This way of investing eliminates brokerage fees and makes regular investing easier. However, it comes with certain notable drawbacks, like initial setup fees, automatic investment fees, and limited portfolio diversification. Let’s understand in detail:
1. Initial setup fees
When you open a direct stock purchase plan account, most companies charge a small initial setup fee. This fee covers administrative expenses related to managing your stock purchases. While the cost may seem minor, be aware that it can add up for multiple smaller investments. Therefore, if you plan to invest only for the short term, using a broker is better.
However, for long-term investments, this fee may be lower overall when compared to the ongoing brokerage fees and commissions.

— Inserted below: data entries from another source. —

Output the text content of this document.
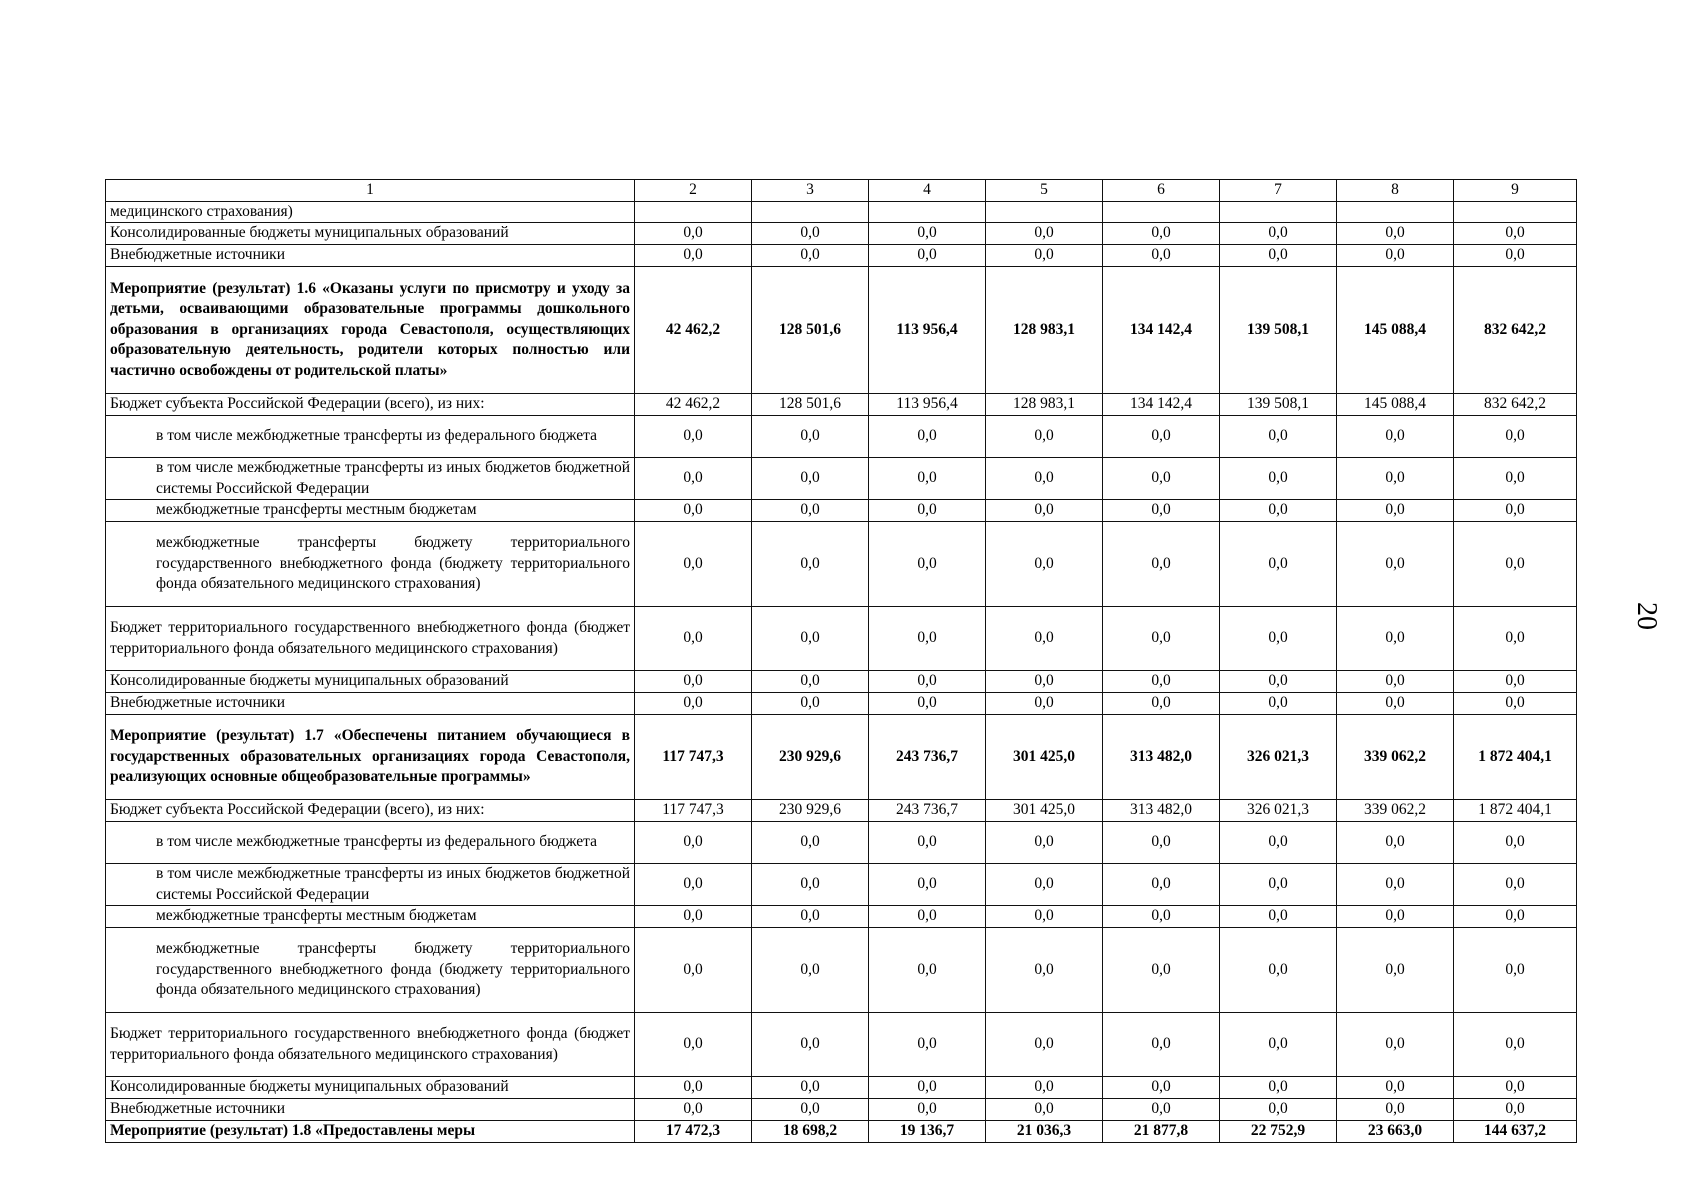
1	2	3	4	5	6	7	8	9
медицинского страхования)								
Консолидированные бюджеты муниципальных образований	0,0	0,0	0,0	0,0	0,0	0,0	0,0	0,0
Внебюджетные источники	0,0	0,0	0,0	0,0	0,0	0,0	0,0	0,0
Мероприятие (результат) 1.6 «Оказаны услуги по присмотру и уходу за детьми, осваивающими образовательные программы дошкольного образования в организациях города Севастополя, осуществляющих образовательную деятельность, родители которых полностью или частично освобождены от родительской платы»	42 462,2	128 501,6	113 956,4	128 983,1	134 142,4	139 508,1	145 088,4	832 642,2
Бюджет субъекта Российской Федерации (всего), из них:	42 462,2	128 501,6	113 956,4	128 983,1	134 142,4	139 508,1	145 088,4	832 642,2
в том числе межбюджетные трансферты из федерального бюджета	0,0	0,0	0,0	0,0	0,0	0,0	0,0	0,0
в том числе межбюджетные трансферты из иных бюджетов бюджетной системы Российской Федерации	0,0	0,0	0,0	0,0	0,0	0,0	0,0	0,0
межбюджетные трансферты местным бюджетам	0,0	0,0	0,0	0,0	0,0	0,0	0,0	0,0
межбюджетные трансферты бюджету территориального государственного внебюджетного фонда (бюджету территориального фонда обязательного медицинского страхования)	0,0	0,0	0,0	0,0	0,0	0,0	0,0	0,0
Бюджет территориального государственного внебюджетного фонда (бюджет территориального фонда обязательного медицинского страхования)	0,0	0,0	0,0	0,0	0,0	0,0	0,0	0,0
Консолидированные бюджеты муниципальных образований	0,0	0,0	0,0	0,0	0,0	0,0	0,0	0,0
Внебюджетные источники	0,0	0,0	0,0	0,0	0,0	0,0	0,0	0,0
Мероприятие (результат) 1.7 «Обеспечены питанием обучающиеся в государственных образовательных организациях города Севастополя, реализующих основные общеобразовательные программы»	117 747,3	230 929,6	243 736,7	301 425,0	313 482,0	326 021,3	339 062,2	1 872 404,1
Бюджет субъекта Российской Федерации (всего), из них:	117 747,3	230 929,6	243 736,7	301 425,0	313 482,0	326 021,3	339 062,2	1 872 404,1
в том числе межбюджетные трансферты из федерального бюджета	0,0	0,0	0,0	0,0	0,0	0,0	0,0	0,0
в том числе межбюджетные трансферты из иных бюджетов бюджетной системы Российской Федерации	0,0	0,0	0,0	0,0	0,0	0,0	0,0	0,0
межбюджетные трансферты местным бюджетам	0,0	0,0	0,0	0,0	0,0	0,0	0,0	0,0
межбюджетные трансферты бюджету территориального государственного внебюджетного фонда (бюджету территориального фонда обязательного медицинского страхования)	0,0	0,0	0,0	0,0	0,0	0,0	0,0	0,0
Бюджет территориального государственного внебюджетного фонда (бюджет территориального фонда обязательного медицинского страхования)	0,0	0,0	0,0	0,0	0,0	0,0	0,0	0,0
Консолидированные бюджеты муниципальных образований	0,0	0,0	0,0	0,0	0,0	0,0	0,0	0,0
Внебюджетные источники	0,0	0,0	0,0	0,0	0,0	0,0	0,0	0,0
Мероприятие (результат) 1.8 «Предоставлены меры	17 472,3	18 698,2	19 136,7	21 036,3	21 877,8	22 752,9	23 663,0	144 637,2
20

2. Automatic investment fees
After the initial setup, direct stock purchase plans usually have automatic investment fees. This fee is applied each time you make a recurring investment. For example:
- Say you want to invest Rs. 5,000 monthly in a stock.
- In this case, you might have to pay an additional Rs. 20 per transaction as a fee.
Usually, these fees vary depending on the company and can reduce your overall returns if not considered carefully. Therefore, always check these ongoing fees before investing via this method.
3. Not suitable for short-term traders
A direct stock purchase plan is not ideal for short-term traders who frequently buy and sell stocks. The process of investing directly through a company is slower and involves more fees. Such traders should ideally consider “discount brokers” that offer lower costs and more flexibility for short-term transactions.
Generally, this method works best for long-term investors who wish to:
- Gradually grow their portfolios
and
- Benefit from dividend payments
4. Lack of diversity
A direct stock purchase plan leads to a lack of diversification in your investment portfolio. This happens because you are investing in one company at a time. Hence, to spread risk, you need to invest across multiple sectors and companies.
However, be aware that for each company you might have to incur a different:
- Setup fees
- Automatic investment fees
- Other administrative costs
As a result, these fees can reduce the effectiveness of “rupee cost averaging”. For those unaware, rupee-cost averaging is a strategy where you invest a fixed amount regularly. This lowers the average cost of your investments over time.
However, if the direct stock purchase plan fees keep adding up, they can eat into your returns and make this strategy less effective. This happens as a portion of your regular investment goes toward paying fees instead of buying more stocks.
5. Multiplicity of accounts
It is worth mentioning that in a direct stock purchase plan, each stock is handled through the individual company or its third-party agent. This creates multiple accounts for each investment which makes it harder to track and manage your overall portfolio.
If you as an investor prefer having all your investments in one place, this way of investing will be less convenient for you. Instead, you should use a broker as they consolidate all your holdings into a single account.